This is a sample notebook, showing how you can create charts from Data Lake queries.

It creates a chart of the min and max prices of AAPL trades for each hour on a given day.

In [None]:
import datetime

import pandas as pd
import maystreet_data as md


def fetch_min_max():
    """
    Query the Data Lake for min/max prices grouped by hour of the day.

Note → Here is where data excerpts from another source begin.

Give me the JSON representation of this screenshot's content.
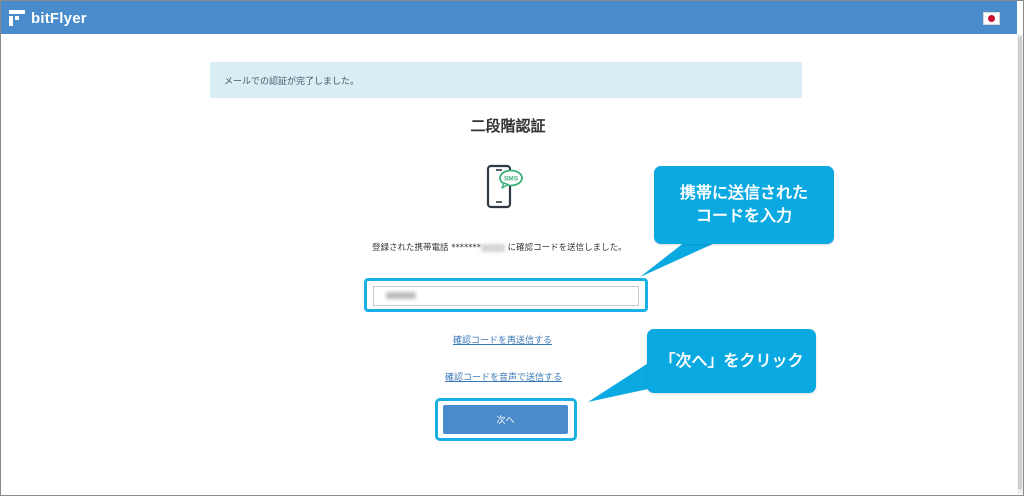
{
  "header": {
    "brand": "bitFlyer",
    "language_flag": "japan-flag-icon"
  },
  "alert": {
    "message": "メールでの認証が完了しました。"
  },
  "page": {
    "title": "二段階認証",
    "icon": "sms-phone-icon",
    "sms_badge": "SMS",
    "description_before": "登録された携帯電話 *******",
    "description_after": " に確認コードを送信しました。",
    "resend_link": "確認コードを再送信する",
    "voice_link": "確認コードを音声で送信する",
    "next_button": "次へ"
  },
  "annotations": {
    "callout_input": "携帯に送信された コードを入力",
    "callout_next": "「次へ」をクリック"
  },
  "colors": {
    "header": "#4a8ccb",
    "alert_bg": "#d9edf4",
    "highlight": "#1ab0e6",
    "callout": "#0aa9e2",
    "button": "#4a8ccb",
    "sms_badge": "#3bb07a"
  }
}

    Returns a Pandas dataframe with timestamp (as a Python datetime), min_price and max_price.
    """

    query = """
    SELECT 
        DATE_TRUNC('hour', TO_TIMESTAMP(ExchangeTimestamp / 1000000000)) AS hour_ts,
        MIN(price) as min_price,
        MAX(price) as max_price
    FROM 
        "prod_lake"."p_mst_data_lake".mt_trade
    WHERE 
        dt = '2022-01-19'
        AND product = 'AAPL'
    GROUP BY 1
    ORDER BY 1
    """

    data = pd.DataFrame(md.query(md.DataSource.DATA_LAKE, query))
    data["timestamp"] = [
        datetime.datetime.fromtimestamp(x / 1000) for x in data["hour_ts"]
    ]

    return data


min_max_data = fetch_min_max()


In [None]:
import datetime

import matplotlib.pyplot as plt
import matplotlib.dates as mdates


# Here we plot the data fetched in the previous cell.
# This is standard matplotlib.

plt.rcParams["figure.figsize"] = [10, 5]

fig, ax = plt.subplots()

# Explicitly set background color: when using a Dark theme dark text is not very readable
fig.patch.set_facecolor((1, 1, 1))

ax.grid(True)

ax.set_title("AAPL min/max price per hour, 2022/01/19")
ax.set_ylabel("Price")
ax.set_xlabel("Hour")

ax.set_ylim(min_max_data["min_price"].min() - 1, min_max_data["max_price"].max() + 1)

ax.xaxis.set_major_formatter(mdates.DateFormatter("%H"))

ax.bar(
    x=min_max_data["timestamp"],
    height=min_max_data["max_price"] - min_max_data["min_price"],
    bottom=min_max_data["min_price"],
    width=0.01,
    zorder=2,
)

plt.show()